Эпизоды разделены временными промежутками в несколько месяцев. Читатель легко догадывается о крепнущих чувствах героев. От первых попыток «ухаживания издалека», через третьих лиц, которые предпринимает бравый мореход к застенчивой Аннушке, до сцены сватовства, написанной так, что ни одного слова в ней, ни одной интонации нельзя ни забыть, ни изменить - так проста и целомудренна она.
«Помолчали, гость вздохнул:
– Вы все с книгой, Анна Ивановна… Вероятно, замуж не собираетесь?..
– Ни за царя, ни за князя не пойду!
Гость упавшим голосом:
– Аннушка, а за меня пошла бы?
Она шепотом:
– За тебя нельзя отказаться…»
В иерархической структуре традиционной православной семьи первенствующее место, безусловно, принадлежит отцу. Вот как пишет об этом кандидат педагогических наук, протоиерей Евгений Шестун: «Отец имеет свойство рождать детей и по плоти, и духовно. <...> Отец знает уникальность каждого ребенка. Отец – это воплощенная жертвенность и любовь» (2, 460). Однако отец Бориса Шергина, Виктор Васильевич, часто и надолго уходил в плавание, а когда работал на берегу, пропадал в пароходных мастерских дни напролет. «Мы видели отца дома, в Архангельске, – пишет Шергин, – только зимою. …
Умер он весной 1905 года, когда его сыну не исполнилось еще двенадцати лет. Казалось бы, он был попросту лишен возможности оказать на мальчика по-настоящему сильное влияние. Однако рассказы и дневники Шергина свидетельствуют об обратном, о том, что роль отца в формировании личности будущего художника и писателя была огромной. Как стрелка компаса, как послушные направлению ветра флаги, «разворачивались» сердца домочадцев туда, где был отец.
Образ отца становится центральным в рассказах «Поклон сына отцу», «Детство в Архангельске»; важную роль играет он и в рассказе «Миша Ласкин».
Характерно, что Шергин, только несколькими выразительными штрихами и лишь однажды в рассказе «Детство в Архангельске» описывает внешность отца, не создает он и его развернутого психологического портрета….
Очевидно, что Бориса Шергина гораздо больше интересовали не нюансы индивидуальной психологии, а те человеческие качества, прежде всего – лучшие качества, которые передавались на Руси из рода в род….
В родителе своем Шергин видит и само воплощение отцовства, крупно, выпукло вырисовывая несколько главенствующих его черт, и в первую очередь – трудолюбие…
Характер отношения отца к труду определяется неустанной потребностью в работе, восприятием ее не как тяжкой необходимости, постылого бремени, а напротив, – как радостной возможности творческой самореализации и служения людям….
Отметим, что в памятниках русской письменности ХVI – ХVII веков – Домострое и сочинениях митрополита Даниила – говорится о трудолюбии и как о христианской добродетели, и как о способе в земной жизни уподобиться Христу…
Включая в текст рассказа «Поклон сына отцу» своего рода «поучение отца сыну»…, Борис Шергин со свойственными ему предельной лаконичностью и афористической емкостью формулирует отцовские заповеди так:
«Праздное слово сказать – все одно, что без ума камнем бросить. Берегись пустопорожних разговоров, бойся-перебойся пустого времени – это живая смерть... Прежде вечного спокоя не почивай...

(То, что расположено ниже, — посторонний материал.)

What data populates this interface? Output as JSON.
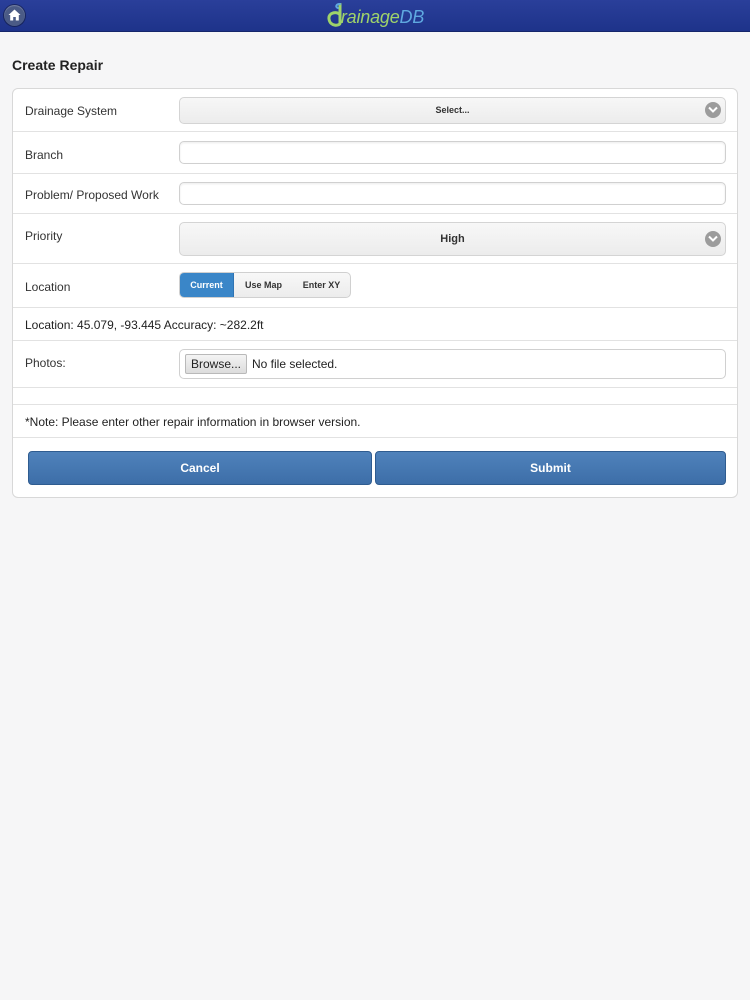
{
  "header": {
    "logo_word_part1": "rainage",
    "logo_word_part2": "DB",
    "home_icon": "home-icon"
  },
  "page": {
    "title": "Create Repair"
  },
  "form": {
    "drainage_system": {
      "label": "Drainage System",
      "selected": "Select..."
    },
    "branch": {
      "label": "Branch",
      "value": ""
    },
    "problem": {
      "label": "Problem/ Proposed Work",
      "value": ""
    },
    "priority": {
      "label": "Priority",
      "selected": "High"
    },
    "location": {
      "label": "Location",
      "modes": [
        "Current",
        "Use Map",
        "Enter XY"
      ],
      "active_mode": "Current",
      "readout": "Location: 45.079, -93.445 Accuracy: ~282.2ft"
    },
    "photos": {
      "label": "Photos:",
      "browse_label": "Browse...",
      "file_status": "No file selected."
    },
    "note": "*Note: Please enter other repair information in browser version.",
    "cancel_label": "Cancel",
    "submit_label": "Submit"
  },
  "colors": {
    "header_bg": "#1e338a",
    "active_segment": "#3a86c8",
    "button_bg": "#4577b1",
    "logo_green": "#9fd36a",
    "logo_blue": "#5fa8e0"
  }
}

И еще скажу – никогда не печалься. Печаль – как моль в одежде, как червь в яблоке. От печали – смерть. Но беда не в том, что в печаль упадешь; а горе – упавши, не встать, но лежать. А и смерти не бойся. Кабы не было смерти, сами бы себя ели...»
Это поучение убедительно свидетельствует о том, что в сознании русского православного человека не было принципиальной границы между трудом физическим и трудом душевным, они были взаимосвязаны и взаимообусловлены….
Само требование «не почивать» «прежде вечного спокоя» может восприниматься как относящееся в равной степени и к физической, и к душевной работе….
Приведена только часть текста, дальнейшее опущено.